The emergence of the latest technologies has completely transformed the world around us. Everything is more accessible than it was a decade back. Be it the field of business, education, e-commerce or anything else. Not only have processes become more simplified and hassle-free but also expedited. One such technology is machine learning that is transforming industries like no other for the good.
Machine learning has an immense impact on the world around us. Researchers are using it to find the answers to some of the most complex problems. The questions that took years to resolve, can now be answered in the least amount of time using some of the most profound machine learning algorithms. ML’s one of the best real-world impacts can be observed for the healthcare sector, where hospitals, organizations, clinics, and medical experts are working with software companies to develop comprehensive administrative systems and new drugs.
Not only this, but scientists are using machine learning to help diagnose and treat diseases in a much better manner. Some of these ML bases smart solutions are already being implemented in various parts of the world and helping patients recover at a rapid pace. In fact, ML models are also being used to improve the quality of life of people especially the elderly. Finally, the era of personalized medicine where the patient’s medical records and genetic information are studied to prescribe a course of action isn’t that distant anymore.
Recent advances in medical science using machine learning predictions demonstrates that it is capable of more accurately detecting disease at an earlier stage, thus helping reduce the number of readmissions in hospitals and clinics. Radiographs are one of the most common medical images that are being used as an input for the ML algorithm. Since analyzing a radiograph is the primary criterion for diagnosing disease for a majority of diseases, researchers are capitalizing on it.
Another reason why researchers are using radiographs is that they are inexpensive as compared to other forms of diagnosis. Take a Python developing nation for an example, where a majority of the population find it difficult to spend money on availing healthcare services. They cannot get CT scans and MRIs along with other intrusive diagnosis methods performed since it requires a lot of money. But, when it comes to radiographs, they are not just inexpensive but also readily available at most of the physical diagnosis centers.
A radiograph records the images of internal structures of the body to access the presence or absence of diseases, foreign objects, along with structural damage or any anomalies. As a patient gets a radiograph, X-rays are passed through their bodies. While some of these passing X-rays are scattered by internal structures others are absorbed. The remaining X-ray patterns are then passed onto the detectors for later evaluation. Machine learning finds a great opportunity in taking its dataset as radiographs.
The first and foremost step in detecting diseases or any abnormality is to formulate a problem and set a goal for what one craves. For example, radiographs can tell a lot about the internal structures, such as damaged bones, stable and unstable conditions of the structures along with others. But, when one is developing a machine learning model, there needs to be a specific set of rules that has to be followed. An ML model cannot haphazardly look for traces of multiple diseases at once but needs a precise goal it can reach.
Researchers can collaborate with hospitals and medical organizations to define a goal and build a model based on it. These goals can be one of the most sensitive and impending health issues for example. Alternatively, it can also be the one medical experts take time to diagnose and treat. While diagnosis is a crucial part of the treatment phase, any delay in it can cause the medical situation of a patient to escalate, even leading to death. As a result, ML models can be used to diagnose such problems that reduce the diagnosis time and aid the doctor quickly analyze the situation at hand.

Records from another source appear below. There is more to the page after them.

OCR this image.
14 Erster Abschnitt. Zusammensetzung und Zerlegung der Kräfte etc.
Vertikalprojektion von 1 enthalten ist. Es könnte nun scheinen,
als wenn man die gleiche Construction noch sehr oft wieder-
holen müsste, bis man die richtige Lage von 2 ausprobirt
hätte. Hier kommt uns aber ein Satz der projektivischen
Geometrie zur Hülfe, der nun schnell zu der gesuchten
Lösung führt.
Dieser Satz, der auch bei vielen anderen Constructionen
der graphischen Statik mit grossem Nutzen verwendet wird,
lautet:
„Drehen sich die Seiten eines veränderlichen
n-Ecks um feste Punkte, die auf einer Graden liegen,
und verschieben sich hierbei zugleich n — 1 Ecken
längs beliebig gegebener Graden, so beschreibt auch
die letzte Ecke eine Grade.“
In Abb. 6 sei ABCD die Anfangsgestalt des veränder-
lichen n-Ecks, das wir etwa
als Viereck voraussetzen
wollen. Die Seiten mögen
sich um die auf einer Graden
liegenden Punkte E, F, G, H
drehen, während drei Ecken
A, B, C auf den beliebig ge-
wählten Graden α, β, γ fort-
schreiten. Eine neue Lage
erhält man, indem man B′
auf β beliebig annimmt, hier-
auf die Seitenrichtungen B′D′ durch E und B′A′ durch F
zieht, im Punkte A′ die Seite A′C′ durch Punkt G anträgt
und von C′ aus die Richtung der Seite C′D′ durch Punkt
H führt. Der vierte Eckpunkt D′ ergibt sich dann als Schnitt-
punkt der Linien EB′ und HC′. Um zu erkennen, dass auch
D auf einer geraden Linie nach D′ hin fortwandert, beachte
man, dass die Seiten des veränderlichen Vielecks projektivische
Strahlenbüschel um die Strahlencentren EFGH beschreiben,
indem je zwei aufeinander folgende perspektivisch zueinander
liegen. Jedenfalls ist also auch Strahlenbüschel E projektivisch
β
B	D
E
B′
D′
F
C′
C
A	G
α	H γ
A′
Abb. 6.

The next part of the process is collecting the data or the radiographs in this case. With cloud platforms to the rescue, medical experts can collaborate with ML practitioners for receiving large datasets. Since hospitals and medical centers perform radiographs on patients they possess a large bank of data. This data can be then annotated by medical experts for relevant structures. For example, if doctors look at a vertebra to check if it’s fractured or not, medical experts must be able to annotate these vertebras for the model. Similarly, other crucial body structures that help a doctor make a decision regarding a patient’s well-being must be annotated. Researchers can take the help of medical annotation tools available in the market. Most of these usually create. Son files that can be shared as the input to the model.
Once the data collection part is over, the next thing to do is help the machine learning model identify the structures of a radiograph. A radiograph might capture a lot of data, but the ones that are annotated are considered relevant to detecting the disease. The segmentation phase of the project helps the ML model learn and then replicate the learning of the annotated structures. A part of the dataset is kept for validation while the others are used to train the model. The validation data is the one where the ML model replicates the learning that it has garnered from the training dataset.
The last part of detecting a particular disease or condition is building a classification model. Based on the number of inputs, researchers can select an appropriate model required for classification. The real challenge comes in deciding the number of deep layers that one must use for the task. Convolution neural networks are the best when it comes to analyzing medical images. Various classification models such as ResNet, AlexNET along with others can be replicated with the desirable input and an activation function.
As researchers receive the results, these can be analyzed by the medical experts. The accuracy of the model can be increased by varying the number of neurons present in each input or varying the number of hidden layers in itself. Ultimately, the results will aid doctors and other medical experts make a faster decision in diagnosis. Put differently, it can also help other medical staff screen a patient based on the severity of the disease.